A propos des activités d'éveil

L'éveil et la pratique. Les centres d'intérêt

Tout ce que nous avons présenté jusqu'ici peut paraître confus. C'est parce que nous avons laissé émerger des souvenirs personnels, sans ordre théorique ou chronologique. C'est un… réveil, sans discipline. Et si nous n'avons pas dirigé cette « résurgence » spontanée, c'est qu'elle est commandée par la mesure de l'efficacité. Ce qui reste le plus vivant dans ma mémoire, c'est naturellement ce qui a enrichi mon propre effort pédagogique.

Tout ce que j'ai dit, je l'ai vécu, entrepris, recueilli, rassemblé… Et si je m'arrête, c'est simplement pour ne pas alourdir mon exposé.

J'ai pratiqué exactement ce que je conseillais à mes élèves, lors de la préparation d'une composition française ou d'une dissertation - et que j'intitulais. la recherche préalable. Avant d'exprimer nos idées par des mots sélectionnés, des phrases construites, des paragraphes équilibrés se succédant selon une progression rigoureuse, il faut aligner, comme ils viennent : les idées, les images, les souvenirs, appelés ou suggérés par les mots du texte.

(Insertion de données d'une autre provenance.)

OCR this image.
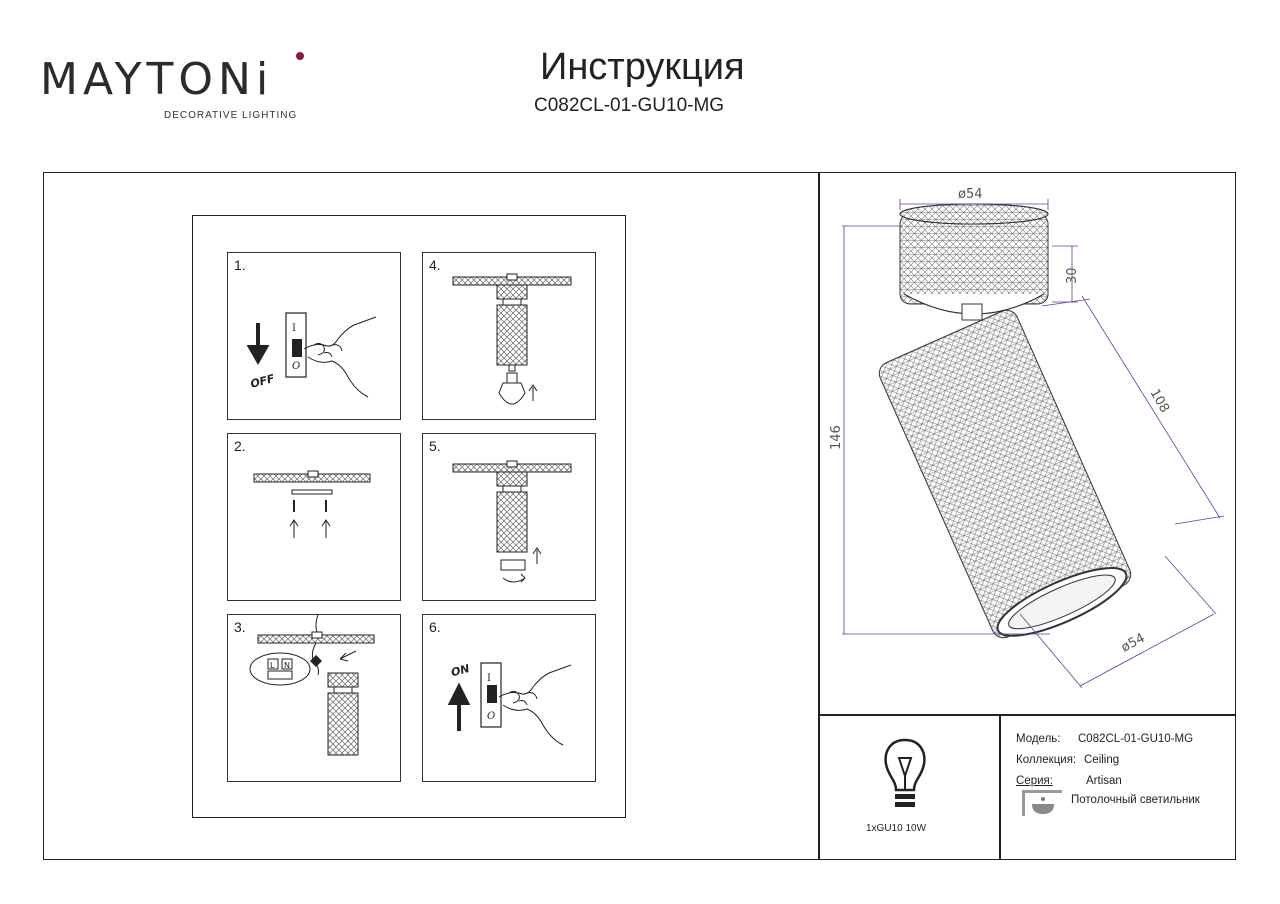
MAYTONi
DECORATIVE LIGHTING
Инструкция
C082CL-01-GU10-MG
1.
OFF
I
O
4.
2.	5.
3.
L N
6.
ON I
O
ø54
30
108
146
ø54
1xGU10 10W
Модель: C082CL-01-GU10-MG
Коллекция: Ceiling
Серия:	Artisan
Потолочный светильник
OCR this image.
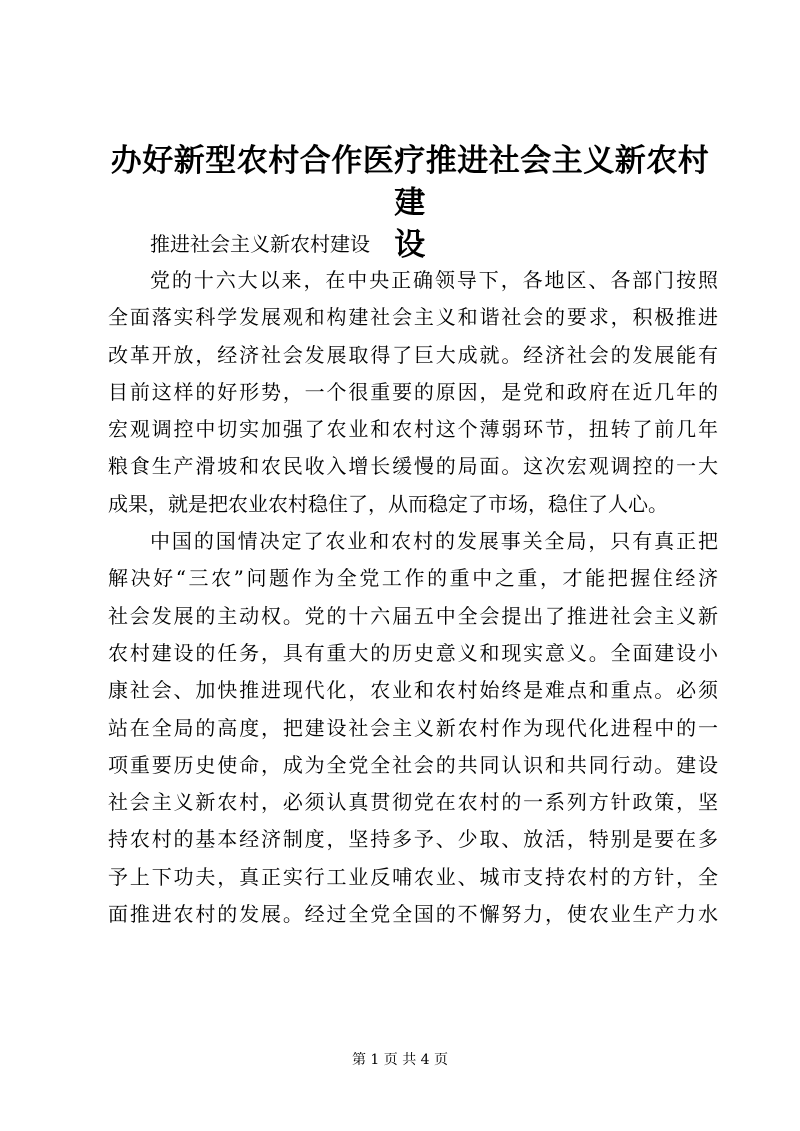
办好新型农村合作医疗推进社会主义新农村建
设

推进社会主义新农村建设

党的十六大以来，在中央正确领导下，各地区、各部门按照
全面落实科学发展观和构建社会主义和谐社会的要求，积极推进
改革开放，经济社会发展取得了巨大成就。经济社会的发展能有
目前这样的好形势，一个很重要的原因，是党和政府在近几年的
宏观调控中切实加强了农业和农村这个薄弱环节，扭转了前几年
粮食生产滑坡和农民收入增长缓慢的局面。这次宏观调控的一大
成果，就是把农业农村稳住了，从而稳定了市场，稳住了人心。
中国的国情决定了农业和农村的发展事关全局，只有真正把
解决好“三农”问题作为全党工作的重中之重，才能把握住经济
社会发展的主动权。党的十六届五中全会提出了推进社会主义新
农村建设的任务，具有重大的历史意义和现实意义。全面建设小
康社会、加快推进现代化，农业和农村始终是难点和重点。必须
站在全局的高度，把建设社会主义新农村作为现代化进程中的一
项重要历史使命，成为全党全社会的共同认识和共同行动。建设
社会主义新农村，必须认真贯彻党在农村的一系列方针政策，坚
持农村的基本经济制度，坚持多予、少取、放活，特别是要在多
予上下功夫，真正实行工业反哺农业、城市支持农村的方针，全
面推进农村的发展。经过全党全国的不懈努力，使农业生产力水
第 1 页 共 4 页
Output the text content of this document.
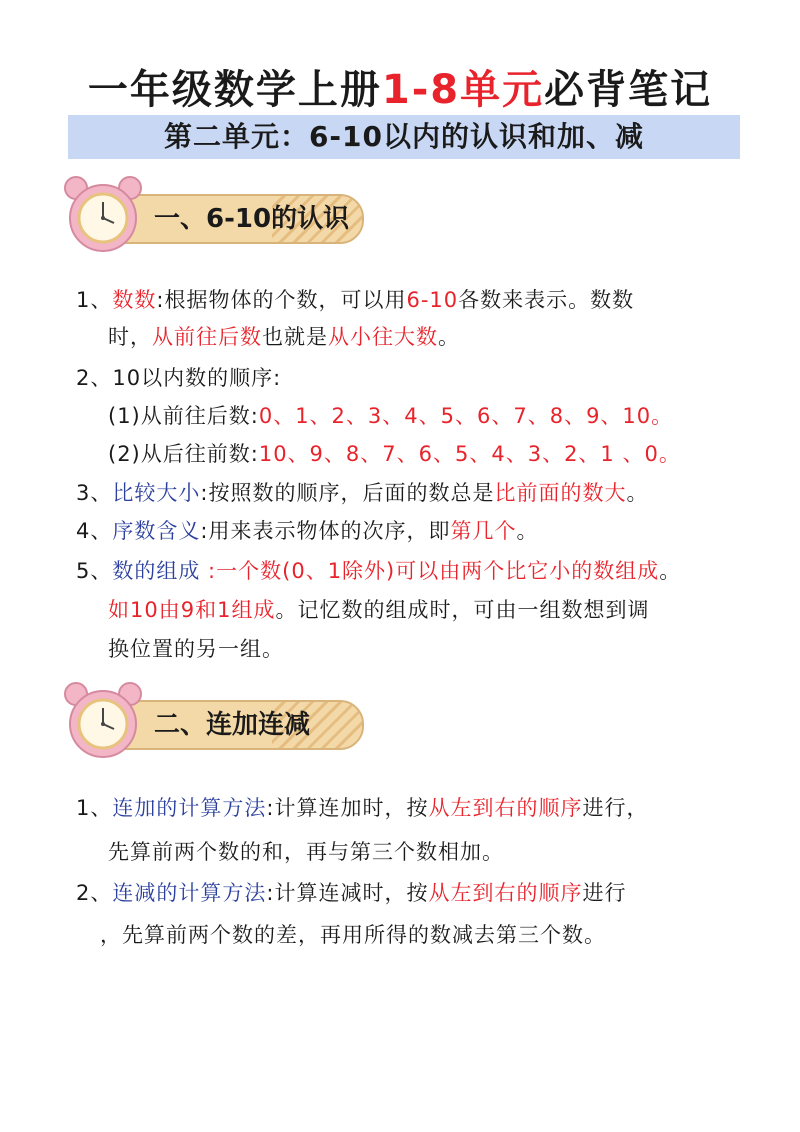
一年级数学上册1-8单元必背笔记
第二单元：6-10以内的认识和加、减
一、6-10的认识
1、数数:根据物体的个数，可以用6-10各数来表示。数数
时，从前往后数也就是从小往大数。
2、10以内数的顺序:
(1)从前往后数:0、1、2、3、4、5、6、7、8、9、10。
(2)从后往前数:10、9、8、7、6、5、4、3、2、1 、0。
3、比较大小:按照数的顺序，后面的数总是比前面的数大。
4、序数含义:用来表示物体的次序，即第几个。
5、数的组成 :一个数(0、1除外)可以由两个比它小的数组成。
如10由9和1组成。记忆数的组成时，可由一组数想到调
换位置的另一组。
二、连加连减
1、连加的计算方法:计算连加时，按从左到右的顺序进行，
先算前两个数的和，再与第三个数相加。
2、连减的计算方法:计算连减时，按从左到右的顺序进行
，先算前两个数的差，再用所得的数减去第三个数。
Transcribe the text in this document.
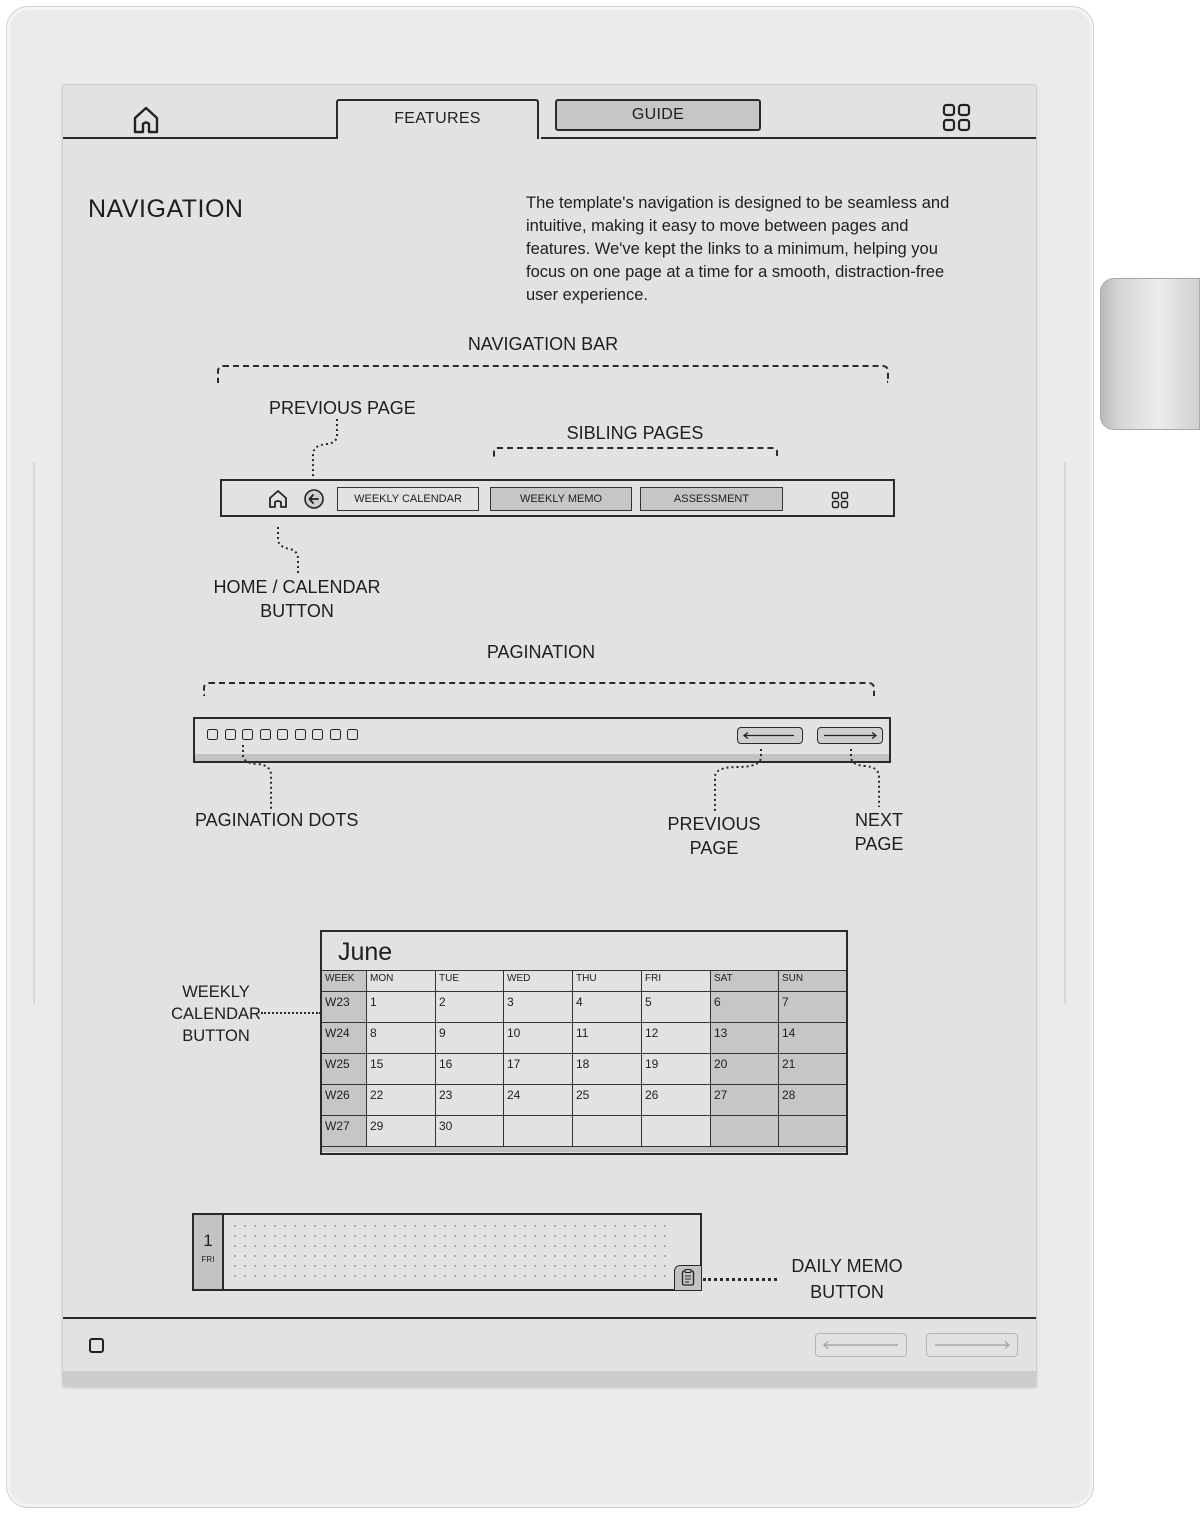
FEATURES	GUIDE
NAVIGATION	The template's navigation is designed to be seamless and
intuitive, making it easy to move between pages and
features. We've kept the links to a minimum, helping you
focus on one page at a time for a smooth, distraction-free
user experience.
NAVIGATION BAR
PREVIOUS PAGE
SIBLING PAGES
WEEKLY CALENDAR	WEEKLY MEMO	ASSESSMENT
HOME / CALENDAR
BUTTON
PAGINATION
PAGINATION DOTS	PREVIOUS
PAGE
NEXT
PAGE
June
WEEK	MON	TUE	WED	THU	FRI	SAT	SUN
W23	1	2	3	4	5	6	7
W24	8	9	10	11	12	13	14
W25	15	16	17	18	19	20	21
W26	22	23	24	25	26	27	28
W27	29	30
WEEKLY
CALENDAR
BUTTON
1
FRI	DAILY MEMO
BUTTON
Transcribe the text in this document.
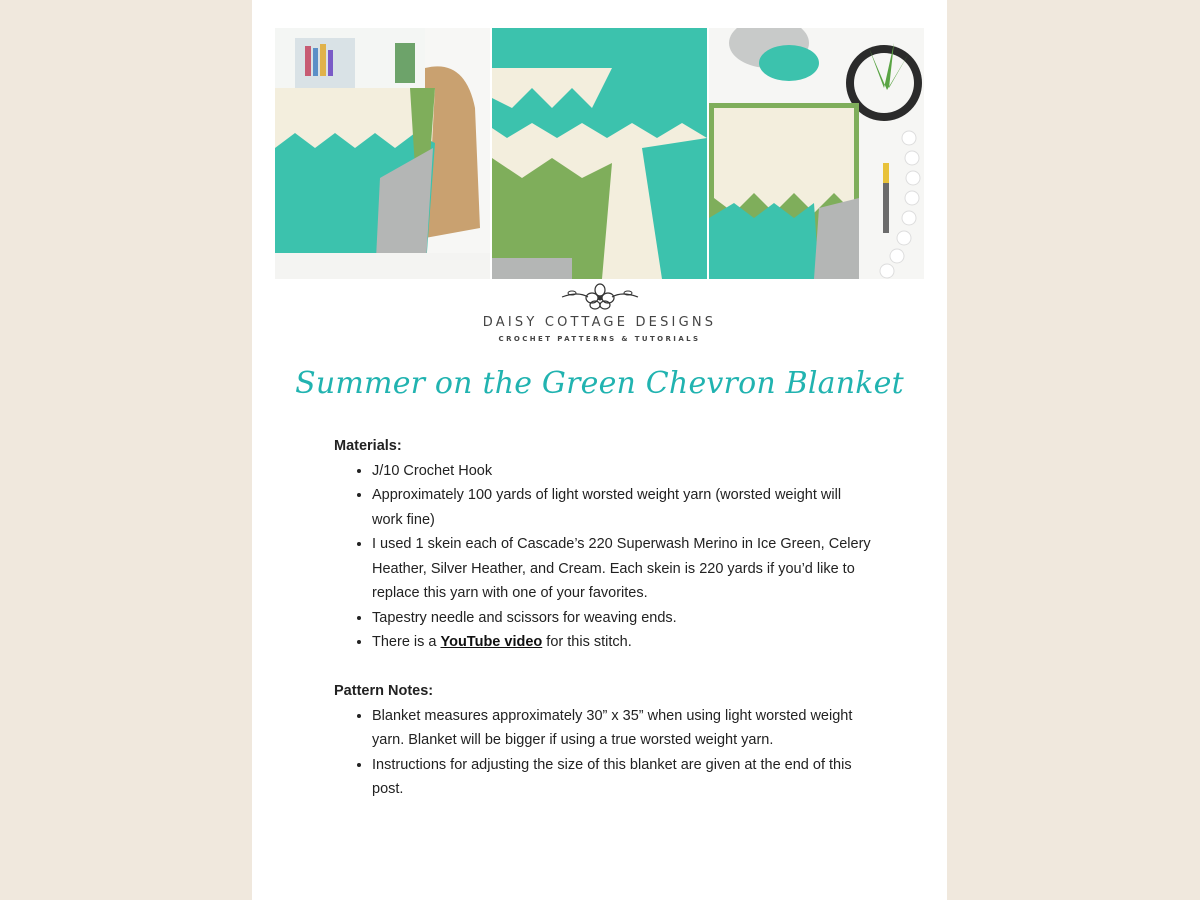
DAISY COTTAGE DESIGNS
CROCHET PATTERNS & TUTORIALS
Summer on the Green Chevron Blanket

Materials:

• J/10 Crochet Hook
• Approximately 100 yards of light worsted weight yarn (worsted weight will work fine)
• I used 1 skein each of Cascade’s 220 Superwash Merino in Ice Green, Celery Heather, Silver Heather, and Cream. Each skein is 220 yards if you’d like to replace this yarn with one of your favorites.
• Tapestry needle and scissors for weaving ends.
• There is a YouTube video for this stitch.

Pattern Notes:

• Blanket measures approximately 30” x 35” when using light worsted weight yarn. Blanket will be bigger if using a true worsted weight yarn.
• Instructions for adjusting the size of this blanket are given at the end of this post.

Ici, cette recherche préalable collective peut s'étendre sur plusieurs semaines, sans s'inquiéter de la perte de temps, car elle est foncièrement éducative et respecte l'individualisation de la classe, non seulement par la multiplicité des sources d'intérêt découvertes, mais aussi par l'acceptation des discordances dans les rythmes d'éveiL C'est aussi la période de choix et d'apprentissage des techniques d'activités dirigées.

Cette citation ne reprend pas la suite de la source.